I'm betting they didn't really look like that.  That's objective;
the fidelity of representation of the objects is an inherent part of
the painting.  But is that departure from reality "good" or "bad"?
That's subjective, because it's in how you judge what's important in
the painting.  If what's important to you is identifying the man in
black, it's a pretty awful painting.

It works for me, though.  Degas is generally considered one of the
pantheon of great painters, so it's safe to assume that it probably
"works" for a lot of people.  In many ways, people are pretty
similar, so our subjective reactions are similar too.  That's why we
can often reach general agreement about the goodness of various
things; it has nothing to do with objectivity, but with similarity
of subjects.

Of course, you're free to go ahead and try to define "good" in a
game to not require fun, or enjoyment, or any such subjective
things.  But I (and, I would venture, the vast majority of people in
the world) wouldn't find that a meaningful description; if nobody in
the world enjoys a game, how can you say it's "good"?

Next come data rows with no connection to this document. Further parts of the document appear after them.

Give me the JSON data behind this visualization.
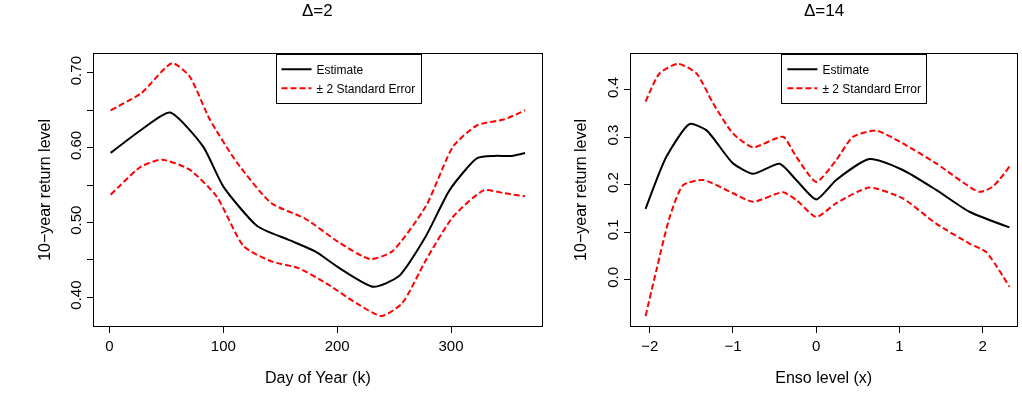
{
  "chart_data": [
    {
      "type": "line",
      "title": "Δ=2",
      "xlabel": "Day of Year (k)",
      "ylabel": "10−year return level",
      "xlim": [
        -13.6,
        379.6
      ],
      "xticks": [
        0,
        100,
        200,
        300
      ],
      "ylim": [
        0.3615,
        0.7255
      ],
      "yticks": [
        {
          "value": 0.4,
          "label": "0.40"
        },
        {
          "value": 0.45,
          "label": null
        },
        {
          "value": 0.5,
          "label": "0.50"
        },
        {
          "value": 0.55,
          "label": null
        },
        {
          "value": 0.6,
          "label": "0.60"
        },
        {
          "value": 0.65,
          "label": null
        },
        {
          "value": 0.7,
          "label": "0.70"
        }
      ],
      "legend": "top",
      "marker": "none",
      "series": [
        {
          "name": "Estimate",
          "color": "#000000",
          "line_style": "solid",
          "x": [
            1,
            28,
            53,
            82,
            100,
            130,
            157,
            181,
            202,
            232,
            254,
            278,
            299,
            323,
            338,
            353,
            365
          ],
          "values": [
            0.593,
            0.624,
            0.647,
            0.602,
            0.548,
            0.495,
            0.477,
            0.461,
            0.439,
            0.414,
            0.428,
            0.482,
            0.544,
            0.586,
            0.589,
            0.589,
            0.593
          ]
        },
        {
          "name": "± 2 Standard Error",
          "color": "#ff0000",
          "line_style": "dashed",
          "x": [
            1,
            28,
            55,
            70,
            88,
            112,
            142,
            172,
            202,
            229,
            248,
            278,
            302,
            323,
            347,
            365
          ],
          "values": [
            0.65,
            0.673,
            0.713,
            0.696,
            0.638,
            0.58,
            0.526,
            0.505,
            0.473,
            0.451,
            0.461,
            0.522,
            0.602,
            0.63,
            0.638,
            0.65
          ]
        },
        {
          "color": "#ff0000",
          "line_style": "dashed",
          "x": [
            1,
            28,
            46,
            70,
            94,
            118,
            142,
            166,
            190,
            217,
            239,
            257,
            278,
            302,
            329,
            347,
            365
          ],
          "values": [
            0.537,
            0.575,
            0.584,
            0.571,
            0.535,
            0.468,
            0.448,
            0.439,
            0.419,
            0.392,
            0.375,
            0.392,
            0.45,
            0.508,
            0.543,
            0.539,
            0.535
          ]
        }
      ]
    },
    {
      "type": "line",
      "title": "Δ=14",
      "xlabel": "Enso level (x)",
      "ylabel": "10−year return level",
      "xlim": [
        -2.23,
        2.41
      ],
      "xticks": [
        {
          "value": -2,
          "label": "−2"
        },
        {
          "value": -1,
          "label": "−1"
        },
        0,
        1,
        2
      ],
      "ylim": [
        -0.098,
        0.476
      ],
      "yticks": [
        {
          "value": 0,
          "label": "0.0"
        },
        0.1,
        0.2,
        0.3,
        0.4
      ],
      "legend": "top",
      "marker": "none",
      "series": [
        {
          "name": "Estimate",
          "color": "#000000",
          "line_style": "solid",
          "x": [
            -2.05,
            -1.8,
            -1.52,
            -1.32,
            -1.0,
            -0.76,
            -0.44,
            -0.24,
            0,
            0.24,
            0.64,
            1.04,
            1.44,
            1.84,
            2.32
          ],
          "values": [
            0.149,
            0.259,
            0.328,
            0.315,
            0.245,
            0.223,
            0.244,
            0.21,
            0.169,
            0.21,
            0.254,
            0.231,
            0.189,
            0.143,
            0.11
          ]
        },
        {
          "name": "± 2 Standard Error",
          "color": "#ff0000",
          "line_style": "dashed",
          "x": [
            -2.05,
            -1.88,
            -1.66,
            -1.44,
            -1.24,
            -1.0,
            -0.76,
            -0.4,
            -0.24,
            0,
            0.24,
            0.44,
            0.72,
            1.04,
            1.44,
            1.96,
            2.12,
            2.32
          ],
          "values": [
            0.375,
            0.435,
            0.455,
            0.435,
            0.372,
            0.308,
            0.279,
            0.301,
            0.259,
            0.206,
            0.252,
            0.301,
            0.314,
            0.287,
            0.245,
            0.185,
            0.196,
            0.238
          ]
        },
        {
          "color": "#ff0000",
          "line_style": "dashed",
          "x": [
            -2.05,
            -1.92,
            -1.76,
            -1.6,
            -1.36,
            -1.0,
            -0.76,
            -0.4,
            -0.24,
            0,
            0.24,
            0.64,
            1.04,
            1.44,
            1.84,
            2.04,
            2.32
          ],
          "values": [
            -0.077,
            0.02,
            0.132,
            0.199,
            0.21,
            0.182,
            0.164,
            0.184,
            0.168,
            0.132,
            0.161,
            0.194,
            0.171,
            0.118,
            0.076,
            0.058,
            -0.015
          ]
        }
      ]
    }
  ]
}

> We just need a few critical, intelligent, logical people to set
> this standard, not the entire population.

They're free to.  And the entire population is then free to ignore
them and keep on playing games they like and not playing games they
don't 8-}

--
Matthew Fuller     (MF4839)   |  fullermd at over-yonder.net
Systems/Network Administrator |  http://www.over-yonder.net/~fullermd/
           On the Internet, nobody can hear you scream.